Phillip turned back to her and shrugged.
“When,” Eloise said with exaggerated patience, “did you all become the best of friends?”
“Oh,” he said, nodding. “Funny thing, actually. I asked them to break my legs.”
Eloise just stared at him. As long as she lived, she’d never understand men. She had four brothers, and quite frankly should have understood them better than most women, and maybe it had taken all of her twenty-eight years to come to this realization, but men were, quite simply, freaks.
Phillip shrugged again. “It seemed to break the ice.”
“Clearly.”
She stared at him, and he stared at her, and all the while she could see Anthony staring at them both, and then suddenly Phillip seemed to sober.
“We’ll have to marry,” he said.
“I know.”
“They really will break my legs if I don’t.”
“That’s not all they would do,” she grumbled, “but even so, a lady might like to think she’s been chosen for a reason other than osteopathic health.”
He blinked at her in surprise.
“I’m not stupid,” she muttered. “I’ve studied Latin.”
“Right,” he said slowly, in that way men do when they are trying to cover up the fact that they’re not sure what to say.
“Or at least,” she tried desperately, searching for something that might be even loosely interpreted as a compliment, “if not a reason other, then perhaps a reason in addition.”
“Right,” he said, nodding, but still not saying anything more.
Her eyes narrowed. “How much wine have you drunk?”
“Only three.” He stopped, considered that. “Maybe four.”
“Glasses or bottles?”
He didn’t seem to know the answer to that.
Eloise looked over at the table. There were four bottles of wine littered among the remains of supper. Three were empty.

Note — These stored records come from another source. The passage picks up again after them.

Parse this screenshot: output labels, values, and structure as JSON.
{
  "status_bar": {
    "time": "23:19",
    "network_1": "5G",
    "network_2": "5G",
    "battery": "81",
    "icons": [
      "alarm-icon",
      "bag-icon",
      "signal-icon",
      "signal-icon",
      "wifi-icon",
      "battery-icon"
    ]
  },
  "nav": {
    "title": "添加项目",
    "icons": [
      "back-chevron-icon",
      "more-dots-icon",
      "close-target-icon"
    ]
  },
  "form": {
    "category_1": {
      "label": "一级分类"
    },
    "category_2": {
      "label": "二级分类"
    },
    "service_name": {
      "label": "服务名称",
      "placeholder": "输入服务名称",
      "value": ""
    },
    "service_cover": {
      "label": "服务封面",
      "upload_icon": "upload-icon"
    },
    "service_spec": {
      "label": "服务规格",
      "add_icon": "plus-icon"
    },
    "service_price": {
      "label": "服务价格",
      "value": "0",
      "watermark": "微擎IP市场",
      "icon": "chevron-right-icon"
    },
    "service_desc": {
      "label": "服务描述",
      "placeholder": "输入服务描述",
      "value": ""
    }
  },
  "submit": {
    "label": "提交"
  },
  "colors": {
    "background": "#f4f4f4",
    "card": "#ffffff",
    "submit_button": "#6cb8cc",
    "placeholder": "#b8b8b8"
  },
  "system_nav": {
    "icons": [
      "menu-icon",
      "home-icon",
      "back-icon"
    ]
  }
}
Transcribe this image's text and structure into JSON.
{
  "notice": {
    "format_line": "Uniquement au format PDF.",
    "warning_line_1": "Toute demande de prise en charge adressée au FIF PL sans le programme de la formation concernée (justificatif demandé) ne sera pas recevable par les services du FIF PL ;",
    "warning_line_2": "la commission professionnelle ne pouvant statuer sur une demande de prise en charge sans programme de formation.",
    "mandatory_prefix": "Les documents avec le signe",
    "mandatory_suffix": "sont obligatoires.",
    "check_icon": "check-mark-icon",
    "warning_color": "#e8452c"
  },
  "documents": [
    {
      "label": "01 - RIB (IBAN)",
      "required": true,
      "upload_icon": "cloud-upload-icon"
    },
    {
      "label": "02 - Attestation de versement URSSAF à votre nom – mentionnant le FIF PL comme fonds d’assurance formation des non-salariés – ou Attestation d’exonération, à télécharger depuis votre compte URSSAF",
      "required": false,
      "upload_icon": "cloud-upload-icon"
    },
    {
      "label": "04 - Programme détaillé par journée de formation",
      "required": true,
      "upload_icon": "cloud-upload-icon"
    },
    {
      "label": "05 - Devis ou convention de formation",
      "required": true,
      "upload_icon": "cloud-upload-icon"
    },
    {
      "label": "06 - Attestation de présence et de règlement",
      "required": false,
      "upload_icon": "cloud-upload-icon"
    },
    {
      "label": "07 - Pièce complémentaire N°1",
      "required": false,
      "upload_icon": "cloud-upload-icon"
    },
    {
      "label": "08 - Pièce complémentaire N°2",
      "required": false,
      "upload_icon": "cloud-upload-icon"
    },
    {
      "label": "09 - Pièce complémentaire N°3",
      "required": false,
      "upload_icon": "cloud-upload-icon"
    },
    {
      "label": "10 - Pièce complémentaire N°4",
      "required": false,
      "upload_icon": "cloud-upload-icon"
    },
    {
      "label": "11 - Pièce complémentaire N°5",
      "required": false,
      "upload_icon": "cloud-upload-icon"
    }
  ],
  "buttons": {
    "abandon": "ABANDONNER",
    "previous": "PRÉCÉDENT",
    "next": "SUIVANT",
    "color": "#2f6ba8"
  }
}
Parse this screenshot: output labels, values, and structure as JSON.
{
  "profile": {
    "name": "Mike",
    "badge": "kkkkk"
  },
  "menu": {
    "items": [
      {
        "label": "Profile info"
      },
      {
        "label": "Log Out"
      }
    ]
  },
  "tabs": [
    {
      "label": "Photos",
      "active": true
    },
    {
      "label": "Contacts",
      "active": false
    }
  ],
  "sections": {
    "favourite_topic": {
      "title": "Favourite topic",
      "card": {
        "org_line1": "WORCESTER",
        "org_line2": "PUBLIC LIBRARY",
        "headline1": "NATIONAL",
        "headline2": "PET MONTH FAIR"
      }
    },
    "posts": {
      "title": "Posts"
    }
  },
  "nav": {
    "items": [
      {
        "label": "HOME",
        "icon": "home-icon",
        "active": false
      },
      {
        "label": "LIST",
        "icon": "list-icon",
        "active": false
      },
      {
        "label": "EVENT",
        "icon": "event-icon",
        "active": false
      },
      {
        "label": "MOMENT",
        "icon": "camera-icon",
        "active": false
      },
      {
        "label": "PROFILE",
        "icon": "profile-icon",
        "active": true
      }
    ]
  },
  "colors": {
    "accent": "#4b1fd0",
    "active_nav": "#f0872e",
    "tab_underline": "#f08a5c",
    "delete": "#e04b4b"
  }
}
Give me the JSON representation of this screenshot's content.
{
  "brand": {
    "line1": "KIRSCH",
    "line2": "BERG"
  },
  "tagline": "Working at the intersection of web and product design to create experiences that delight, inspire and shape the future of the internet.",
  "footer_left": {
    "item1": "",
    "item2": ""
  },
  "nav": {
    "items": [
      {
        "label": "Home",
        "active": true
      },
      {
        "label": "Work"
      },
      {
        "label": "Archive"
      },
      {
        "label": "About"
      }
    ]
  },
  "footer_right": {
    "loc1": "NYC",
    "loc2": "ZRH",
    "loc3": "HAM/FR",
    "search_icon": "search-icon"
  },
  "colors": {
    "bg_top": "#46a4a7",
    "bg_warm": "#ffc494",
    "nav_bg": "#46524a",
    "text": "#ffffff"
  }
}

“I wasn’t gone that long,” she said.
He shrugged. “It was either drink with them or let them break my legs. It seemed a fairly straightforward decision.”
“Anthony!” she called out. She’d had enough of Phillip. She’d had enough of them all, of everything, of men, of marriage, of broken legs and empty wine bottles. But most of all, she’d had enough of herself, of feeling so out of control, so helpless against the tides of her life.
“I want to go,” she said.
Anthony nodded and grunted, still chewing the solitary piece of chicken that Colin had missed.
“Now, Anthony.”
And he must have heard the crack in her voice, the hollow note that choked on the syllables, because he stood immediately and said, “Of course.”
Eloise had never been so glad to see the inside of a carriage in all her life.